Ignorance, Fake Turing Tests, and Bads

by Mike Kimel

Ignorance, Fake Turing Tests, and Bads

I don’t think Bryan Caplan realized he was advocating ignorance as a strategy for passing this non-Turing test.

But it actually got me thinking. I may soon be spending a bit of time on a small project that some years ago I might have tackled by trying to build some adaptive behavior into a piece of software, though I’m older and (I hope) wiser now, so if the project goes forward, the software will rely more on script and less on what some people erroneously call artificial intelligence. (I don’t like that term. Machines don’t learn and machines don’t think.

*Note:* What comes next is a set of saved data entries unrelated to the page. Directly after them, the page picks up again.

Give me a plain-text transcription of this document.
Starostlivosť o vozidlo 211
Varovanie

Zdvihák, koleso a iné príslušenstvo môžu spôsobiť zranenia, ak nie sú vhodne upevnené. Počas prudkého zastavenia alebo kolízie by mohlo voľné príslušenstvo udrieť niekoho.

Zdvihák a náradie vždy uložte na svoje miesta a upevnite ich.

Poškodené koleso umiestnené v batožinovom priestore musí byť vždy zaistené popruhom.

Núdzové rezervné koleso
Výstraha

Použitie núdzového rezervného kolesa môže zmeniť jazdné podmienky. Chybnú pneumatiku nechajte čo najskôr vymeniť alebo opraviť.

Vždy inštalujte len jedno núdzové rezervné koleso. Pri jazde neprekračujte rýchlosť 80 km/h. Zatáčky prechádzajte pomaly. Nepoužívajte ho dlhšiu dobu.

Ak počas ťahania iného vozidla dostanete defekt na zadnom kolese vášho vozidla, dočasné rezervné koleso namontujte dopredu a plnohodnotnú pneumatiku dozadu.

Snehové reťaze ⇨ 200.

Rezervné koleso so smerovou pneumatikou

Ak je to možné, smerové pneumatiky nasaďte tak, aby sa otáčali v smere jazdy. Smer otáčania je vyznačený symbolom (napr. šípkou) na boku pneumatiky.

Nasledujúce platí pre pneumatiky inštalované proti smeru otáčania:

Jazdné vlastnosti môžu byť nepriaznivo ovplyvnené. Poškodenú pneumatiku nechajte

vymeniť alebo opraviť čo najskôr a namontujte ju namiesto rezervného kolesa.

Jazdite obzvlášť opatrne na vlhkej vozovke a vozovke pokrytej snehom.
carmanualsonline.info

It may happen some day but we’re a long way from that now and I don’t think there’s anyone out there who has any idea how it might happen, if it ever does.)

We live in a world where a surprising amount of the public put an astounding amount of time and effort into keeping track of the affairs of other people who don’t actually do very much. I discovered the other day that not just did I, a guy who rarely watches tv, have knowledge of a show called Jersey Shore and can even recognize three of its cast members. How this, er, information got into my brain I’ll never know, but if anyone can tell me how to remove it I’d be most appreciative.

So… could it be that the optimal strategy for building a program that can pass a Turing test is filling it with information about useless stuff? Which leads to another question – is it possible that we consume a lot of things that are harmful to the economy’s long run health? Not because they generate externalities, but because they are really “bads” rather than “goods”?